Questions about prototype builtin datasets

Ren_Pang · May 19, 2023, 7:28pm

Hi all, I’m currently exploring builtin datasets with new standards:

Let’s take Cifar10 as an example. I have several questions:

Why are all datasets constructed as iter rather than map style? When I have an index (e.g., 2331), I can no longer use dataset[2331] like the old CIFAR10.
In this case, how to get_item for the new format dataset? Do I have to use IterToMapConverter? That’ll be quite strange because raw data format is map, I make it iter and traverse to change back to map.
What does hint_shuffling do?
```
def hint_shuffling(datapipe: IterDataPipe[D]) -> Shuffler[D]:
    return Shuffler(datapipe, buffer_size=INFINITE_BUFFER_SIZE).set_shuffle(False)
```
It’s used in all prototype datasets. It seems to wrap datapipe with a shuffler but set_shuffle(False). That seems doing nothing?

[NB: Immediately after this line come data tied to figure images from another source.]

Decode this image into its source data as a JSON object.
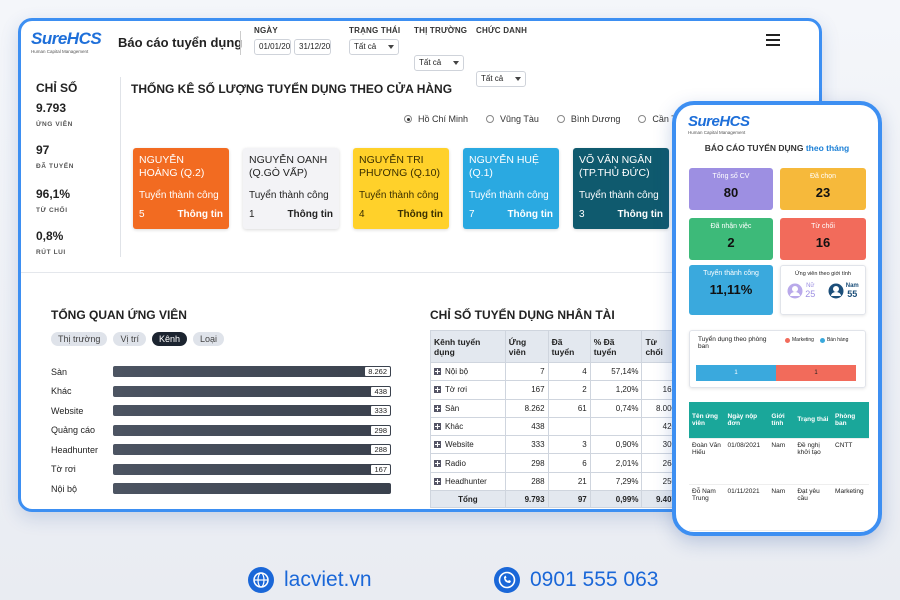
{
  "header": {
    "logo": "SureHCS",
    "logo_tagline": "Human Capital Management",
    "title": "Báo cáo tuyển dụng",
    "date_filter": {
      "label": "NGÀY",
      "from": "01/01/20",
      "to": "31/12/20"
    },
    "filters": [
      {
        "label": "TRẠNG THÁI",
        "value": "Tất cả"
      },
      {
        "label": "THỊ TRƯỜNG",
        "value": "Tất cả"
      },
      {
        "label": "CHỨC DANH",
        "value": "Tất cả"
      }
    ]
  },
  "stats": {
    "title": "CHỈ SỐ",
    "items": [
      {
        "value": "9.793",
        "label": "ỨNG VIÊN"
      },
      {
        "value": "97",
        "label": "ĐÃ TUYỂN"
      },
      {
        "value": "96,1%",
        "label": "TỪ CHỐI"
      },
      {
        "value": "0,8%",
        "label": "RÚT LUI"
      }
    ]
  },
  "stores": {
    "title": "THỐNG KÊ SỐ LƯỢNG TUYỂN DỤNG THEO CỬA HÀNG",
    "regions": [
      "Hồ Chí Minh",
      "Vũng Tàu",
      "Bình Dương",
      "Cần Thơ"
    ],
    "selected_region": 0,
    "success_label": "Tuyển thành công",
    "info_label": "Thông tin",
    "cards": [
      {
        "name": "NGUYỄN HOÀNG (Q.2)",
        "count": "5",
        "color": "#f26b21",
        "text_color": "#ffffff"
      },
      {
        "name": "NGUYỄN OANH (Q.GÒ VẤP)",
        "count": "1",
        "color": "#f3f3f6",
        "text_color": "#222222"
      },
      {
        "name": "NGUYỄN TRI PHƯƠNG (Q.10)",
        "count": "4",
        "color": "#ffd12a",
        "text_color": "#3a2f00"
      },
      {
        "name": "NGUYỄN HUỆ (Q.1)",
        "count": "7",
        "color": "#2aa9e1",
        "text_color": "#ffffff"
      },
      {
        "name": "VÕ VĂN NGÂN (TP.THỦ ĐỨC)",
        "count": "3",
        "color": "#0f5a6e",
        "text_color": "#ffffff"
      }
    ]
  },
  "candidates": {
    "title": "TỔNG QUAN ỨNG VIÊN",
    "tabs": [
      "Thị trường",
      "Vị trí",
      "Kênh",
      "Loại"
    ],
    "active_tab": 2,
    "rows": [
      {
        "label": "Sàn",
        "value": "8.262"
      },
      {
        "label": "Khác",
        "value": "438"
      },
      {
        "label": "Website",
        "value": "333"
      },
      {
        "label": "Quảng cáo",
        "value": "298"
      },
      {
        "label": "Headhunter",
        "value": "288"
      },
      {
        "label": "Tờ rơi",
        "value": "167"
      },
      {
        "label": "Nội bộ"
      }
    ]
  },
  "talent": {
    "title": "CHỈ SỐ TUYỂN DỤNG NHÂN TÀI",
    "columns": [
      "Kênh tuyển dụng",
      "Ứng viên",
      "Đã tuyển",
      "% Đã tuyển",
      "Từ chối"
    ],
    "rows": [
      [
        "Nội bộ",
        "7",
        "4",
        "57,14%",
        "3"
      ],
      [
        "Tờ rơi",
        "167",
        "2",
        "1,20%",
        "161"
      ],
      [
        "Sàn",
        "8.262",
        "61",
        "0,74%",
        "8.000"
      ],
      [
        "Khác",
        "438",
        "",
        "",
        "420"
      ],
      [
        "Website",
        "333",
        "3",
        "0,90%",
        "309"
      ],
      [
        "Radio",
        "298",
        "6",
        "2,01%",
        "264"
      ],
      [
        "Headhunter",
        "288",
        "21",
        "7,29%",
        "250"
      ]
    ],
    "total": [
      "Tổng",
      "9.793",
      "97",
      "0,99%",
      "9.407"
    ]
  },
  "mobile": {
    "logo": "SureHCS",
    "logo_tagline": "Human Capital Management",
    "title": "BÁO CÁO TUYỂN DỤNG",
    "title_suffix": "theo tháng",
    "tiles": [
      {
        "label": "Tổng số CV",
        "value": "80",
        "color": "#9d8fe2"
      },
      {
        "label": "Đã chọn",
        "value": "23",
        "color": "#f6b93b"
      },
      {
        "label": "Đã nhận việc",
        "value": "2",
        "color": "#3dba79"
      },
      {
        "label": "Từ chối",
        "value": "16",
        "color": "#f26b5b"
      },
      {
        "label": "Tuyển thành công",
        "value": "11,11%",
        "color": "#3aa9dd"
      }
    ],
    "gender": {
      "title": "Ứng viên theo giới tính",
      "female_label": "Nữ",
      "female": "25",
      "male_label": "Nam",
      "male": "55"
    },
    "departments": {
      "title": "Tuyển dụng theo phòng ban",
      "legend": [
        {
          "name": "Marketing",
          "color": "#f26b5b"
        },
        {
          "name": "Bán hàng",
          "color": "#3aa9dd"
        }
      ],
      "values": [
        "1",
        "1"
      ]
    },
    "table": {
      "columns": [
        "Tên ứng viên",
        "Ngày nộp đơn",
        "Giới tính",
        "Trạng thái",
        "Phòng ban"
      ],
      "rows": [
        [
          "Đoàn Văn Hiếu",
          "01/08/2021",
          "Nam",
          "Đề nghị khởi tạo",
          "CNTT"
        ],
        [
          "Đỗ Nam Trung",
          "01/11/2021",
          "Nam",
          "Đạt yêu cầu",
          "Marketing"
        ]
      ]
    }
  },
  "footer": {
    "website": "lacviet.vn",
    "phone": "0901 555 063"
  }
}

When to use Decompressor and set resource.preprocess='decompress' or 'extract'?
What’s the difference among Decompressor, resource.preprocess='decompress', resource.preprocess='extract' and using nothing?

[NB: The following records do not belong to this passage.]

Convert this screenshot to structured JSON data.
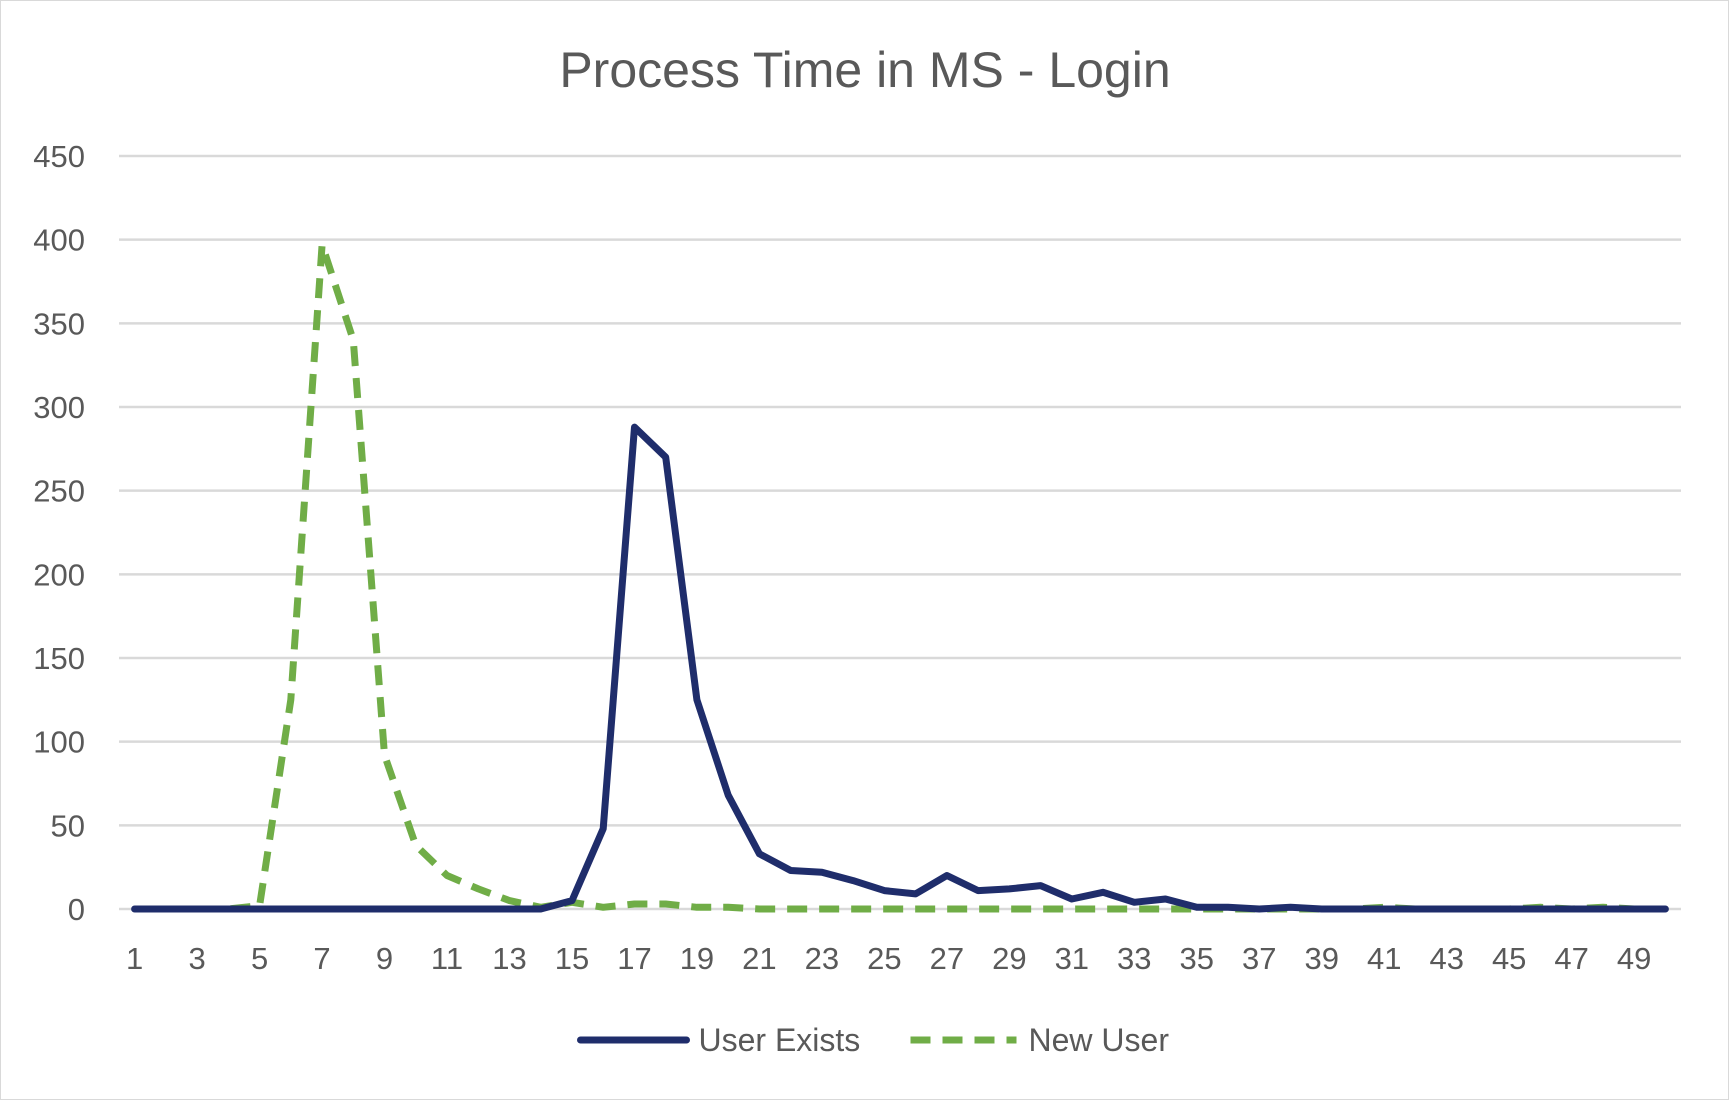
{
  "chart_data": {
    "type": "line",
    "title": "Process Time in MS - Login",
    "xlabel": "",
    "ylabel": "",
    "ylim": [
      0,
      450
    ],
    "yticks": [
      0,
      50,
      100,
      150,
      200,
      250,
      300,
      350,
      400,
      450
    ],
    "x": [
      1,
      2,
      3,
      4,
      5,
      6,
      7,
      8,
      9,
      10,
      11,
      12,
      13,
      14,
      15,
      16,
      17,
      18,
      19,
      20,
      21,
      22,
      23,
      24,
      25,
      26,
      27,
      28,
      29,
      30,
      31,
      32,
      33,
      34,
      35,
      36,
      37,
      38,
      39,
      40,
      41,
      42,
      43,
      44,
      45,
      46,
      47,
      48,
      49,
      50
    ],
    "xtick_labels": [
      "1",
      "3",
      "5",
      "7",
      "9",
      "11",
      "13",
      "15",
      "17",
      "19",
      "21",
      "23",
      "25",
      "27",
      "29",
      "31",
      "33",
      "35",
      "37",
      "39",
      "41",
      "43",
      "45",
      "47",
      "49"
    ],
    "grid": true,
    "legend_position": "bottom",
    "series": [
      {
        "name": "User Exists",
        "color": "#1f2d6b",
        "style": "solid",
        "values": [
          0,
          0,
          0,
          0,
          0,
          0,
          0,
          0,
          0,
          0,
          0,
          0,
          0,
          0,
          5,
          48,
          288,
          270,
          125,
          68,
          33,
          23,
          22,
          17,
          11,
          9,
          20,
          11,
          12,
          14,
          6,
          10,
          4,
          6,
          1,
          1,
          0,
          1,
          0,
          0,
          0,
          0,
          0,
          0,
          0,
          0,
          0,
          0,
          0,
          0
        ]
      },
      {
        "name": "New User",
        "color": "#70ad47",
        "style": "dashed",
        "values": [
          0,
          0,
          0,
          0,
          2,
          125,
          397,
          340,
          92,
          38,
          20,
          12,
          5,
          1,
          4,
          1,
          3,
          3,
          1,
          1,
          0,
          0,
          0,
          0,
          0,
          0,
          0,
          0,
          0,
          0,
          0,
          0,
          0,
          0,
          0,
          0,
          0,
          0,
          0,
          0,
          1,
          0,
          0,
          0,
          0,
          1,
          0,
          1,
          0,
          0
        ]
      }
    ]
  }
}
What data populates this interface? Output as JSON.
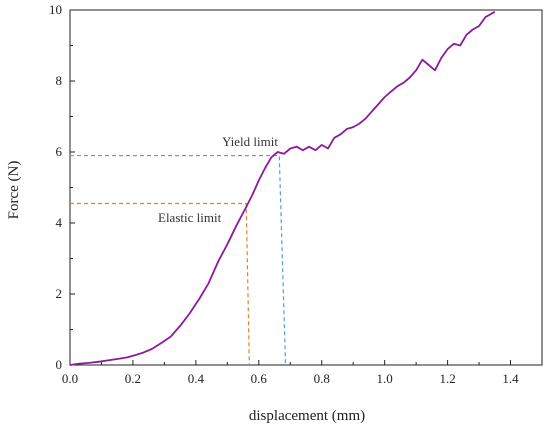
{
  "chart_data": {
    "type": "line",
    "title": "",
    "xlabel": "displacement (mm)",
    "ylabel": "Force (N)",
    "xlim": [
      0.0,
      1.5
    ],
    "ylim": [
      0,
      10
    ],
    "grid": false,
    "x_ticks": [
      "0.0",
      "0.2",
      "0.4",
      "0.6",
      "0.8",
      "1.0",
      "1.2",
      "1.4"
    ],
    "y_ticks": [
      "0",
      "2",
      "4",
      "6",
      "8",
      "10"
    ],
    "line_color": "#8B1A9C",
    "series": [
      {
        "x": [
          0.0,
          0.03,
          0.06,
          0.09,
          0.12,
          0.15,
          0.18,
          0.2,
          0.23,
          0.26,
          0.29,
          0.32,
          0.35,
          0.38,
          0.41,
          0.44,
          0.47,
          0.5,
          0.53,
          0.56,
          0.58,
          0.6,
          0.62,
          0.64,
          0.66,
          0.68,
          0.7,
          0.72,
          0.74,
          0.76,
          0.78,
          0.8,
          0.82,
          0.84,
          0.86,
          0.88,
          0.9,
          0.92,
          0.94,
          0.96,
          0.98,
          1.0,
          1.02,
          1.04,
          1.06,
          1.08,
          1.1,
          1.12,
          1.14,
          1.16,
          1.18,
          1.2,
          1.22,
          1.24,
          1.26,
          1.28,
          1.3,
          1.32,
          1.35
        ],
        "y": [
          0.0,
          0.04,
          0.06,
          0.09,
          0.13,
          0.17,
          0.21,
          0.26,
          0.34,
          0.45,
          0.62,
          0.8,
          1.1,
          1.45,
          1.85,
          2.3,
          2.9,
          3.4,
          3.95,
          4.45,
          4.8,
          5.2,
          5.55,
          5.85,
          6.0,
          5.95,
          6.1,
          6.15,
          6.05,
          6.15,
          6.05,
          6.2,
          6.1,
          6.4,
          6.5,
          6.65,
          6.7,
          6.8,
          6.95,
          7.15,
          7.35,
          7.55,
          7.7,
          7.85,
          7.95,
          8.1,
          8.3,
          8.6,
          8.45,
          8.3,
          8.65,
          8.9,
          9.05,
          9.0,
          9.3,
          9.45,
          9.55,
          9.8,
          9.95
        ]
      }
    ],
    "yield_limit": {
      "label": "Yield limit",
      "x": 0.685,
      "y": 5.9,
      "line_color": "#5B9BD5"
    },
    "elastic_limit": {
      "label": "Elastic limit",
      "x": 0.57,
      "y": 4.55,
      "line_color": "#ED7D31"
    }
  }
}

- Cifar10 resource is a cifar-10-python.tar.gz and sets nothing. It will default call _guess_archive_loader in OnlineResource.load to generate a TarArchiveLoader
- MNIST resource is a train-images-idx3-ubyte.gz and uses a Decompressor
- cub200 resource is a CUB_200_2011.tgz uses decompress=True
How to use Transform in the new dataset API? such as AutoAugment or RandomCrop? Append corresponding augment Datapipe to current Dataset pipe?

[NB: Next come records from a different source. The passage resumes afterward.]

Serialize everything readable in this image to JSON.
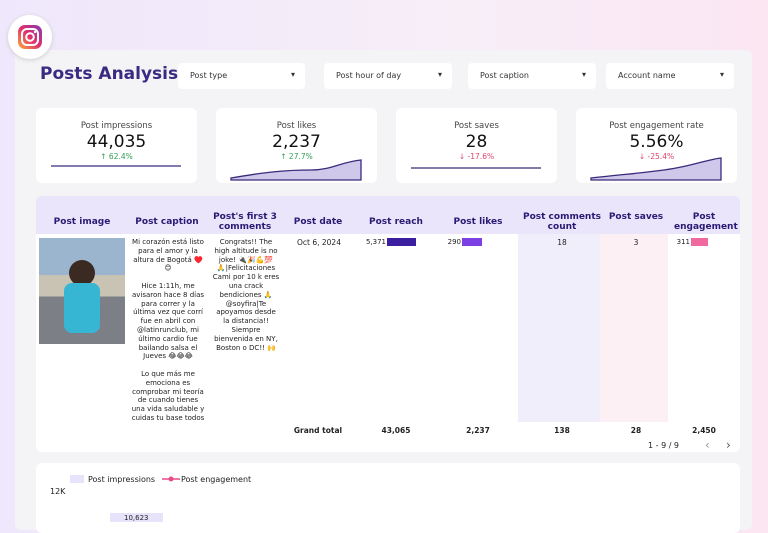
{
  "header": {
    "title": "Posts Analysis",
    "filters": [
      "Post type",
      "Post hour of day",
      "Post caption",
      "Account name"
    ]
  },
  "kpis": [
    {
      "label": "Post impressions",
      "value": "44,035",
      "change": "↑ 62.4%",
      "trend": "up"
    },
    {
      "label": "Post likes",
      "value": "2,237",
      "change": "↑ 27.7%",
      "trend": "up"
    },
    {
      "label": "Post saves",
      "value": "28",
      "change": "↓ -17.6%",
      "trend": "down"
    },
    {
      "label": "Post engagement rate",
      "value": "5.56%",
      "change": "↓ -25.4%",
      "trend": "down"
    }
  ],
  "table": {
    "headers": [
      "Post image",
      "Post caption",
      "Post's first 3 comments",
      "Post date",
      "Post reach",
      "Post likes",
      "Post comments count",
      "Post saves",
      "Post engagement"
    ],
    "rows": [
      {
        "caption": "Mi corazón está listo para el amor y la altura de Bogotá ♥️ 😊\n\nHice 1:11h, me avisaron hace 8 días para correr y la última vez que corrí fue en abril con @latinrunclub, mi último cardio fue bailando salsa el Jueves 😂😂😂\n\nLo que más me emociona es comprobar mi teoría de cuando tienes una vida saludable y cuidas tu base todos los días y por medio de data escuchas tu cuerpo, puedes hacer este tipo de",
        "comments": "Congrats!! The high altitude is no joke! 🔌🎉💪💯\n🙏|Felicitaciones Cami por 10 k eres una crack bendiciones 🙏 @soyfira|Te apoyamos desde la distancia!!\nSiempre bienvenida en NY, Boston o DC!! 🙌",
        "date": "Oct 6, 2024",
        "reach": "5,371",
        "likes": "290",
        "comments_count": "18",
        "saves": "3",
        "engagement": "311"
      }
    ],
    "total": {
      "label": "Grand total",
      "reach": "43,065",
      "likes": "2,237",
      "comments_count": "138",
      "saves": "28",
      "engagement": "2,450"
    },
    "pagination": "1 - 9 / 9"
  },
  "bottom": {
    "legend": [
      "Post impressions",
      "Post engagement"
    ],
    "axis_label": "12K",
    "bar_label": "10,623"
  }
}
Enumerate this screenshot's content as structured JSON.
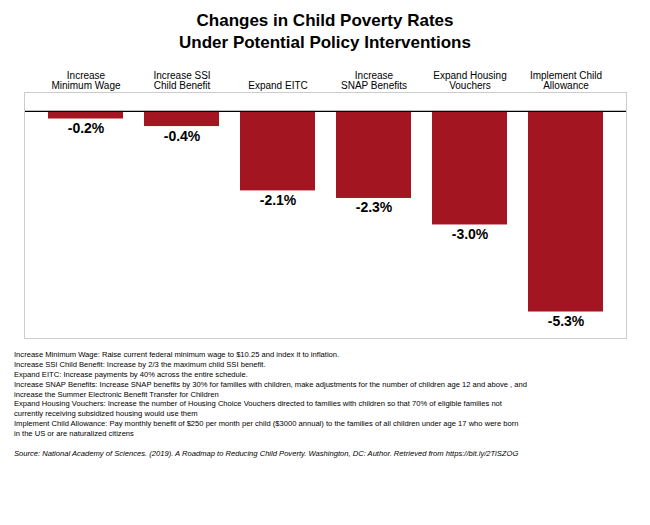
{
  "chart_data": {
    "type": "bar",
    "title": "Changes in Child Poverty Rates\nUnder Potential Policy Interventions",
    "categories": [
      "Increase\nMinimum Wage",
      "Increase SSI\nChild Benefit",
      "Expand EITC",
      "Increase\nSNAP Benefits",
      "Expand Housing\nVouchers",
      "Implement Child\nAllowance"
    ],
    "values": [
      -0.2,
      -0.4,
      -2.1,
      -2.3,
      -3.0,
      -5.3
    ],
    "value_labels": [
      "-0.2%",
      "-0.4%",
      "-2.1%",
      "-2.3%",
      "-3.0%",
      "-5.3%"
    ],
    "color": "#A31621",
    "ylim": [
      -6.0,
      0.5
    ],
    "data_labels": true,
    "tick_labels": "x",
    "grid": false,
    "annotations": [
      "Increase Minimum Wage: Raise current federal minimum wage to $10.25 and index it to inflation.",
      "Increase SSI Child Benefit: Increase by 2/3 the maximum child SSI benefit.",
      "Expand EITC: Increase payments by 40% across the entire schedule.",
      "Increase SNAP Benefits: Increase SNAP benefits by 30% for families with children, make adjustments for the number of children age 12 and above , and\nincrease the Summer Electronic Benefit Transfer for Children",
      "Expand Housing Vouchers: Increase the number of Housing Choice Vouchers directed to families with children so that 70% of eligible families not\ncurrently receiving subsidized housing would use them",
      "Implement Child Allowance: Pay monthly benefit of $250 per month per child ($3000 annual) to the families of all children under age 17 who were born\nin the US or are naturalized citizens",
      "Source: National Academy of Sciences. (2019). A Roadmap to Reducing Child Poverty. Washington, DC: Author. Retrieved from https://bit.ly/2TiSZOG"
    ]
  }
}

For dataset that each image is stored in encoded image format (the old ImageFolder type. e.g., ImageNet, GTSRB),the output image format is EncodedImage -> EncodedData -> Datapoint. For dataset stored in binary (e.g., MNIST and CIFAR), the output image format is Image -> Datapoint. Why are they different? I see most transform V2 APIs are conducted on Image. Why is EncodedImage used here?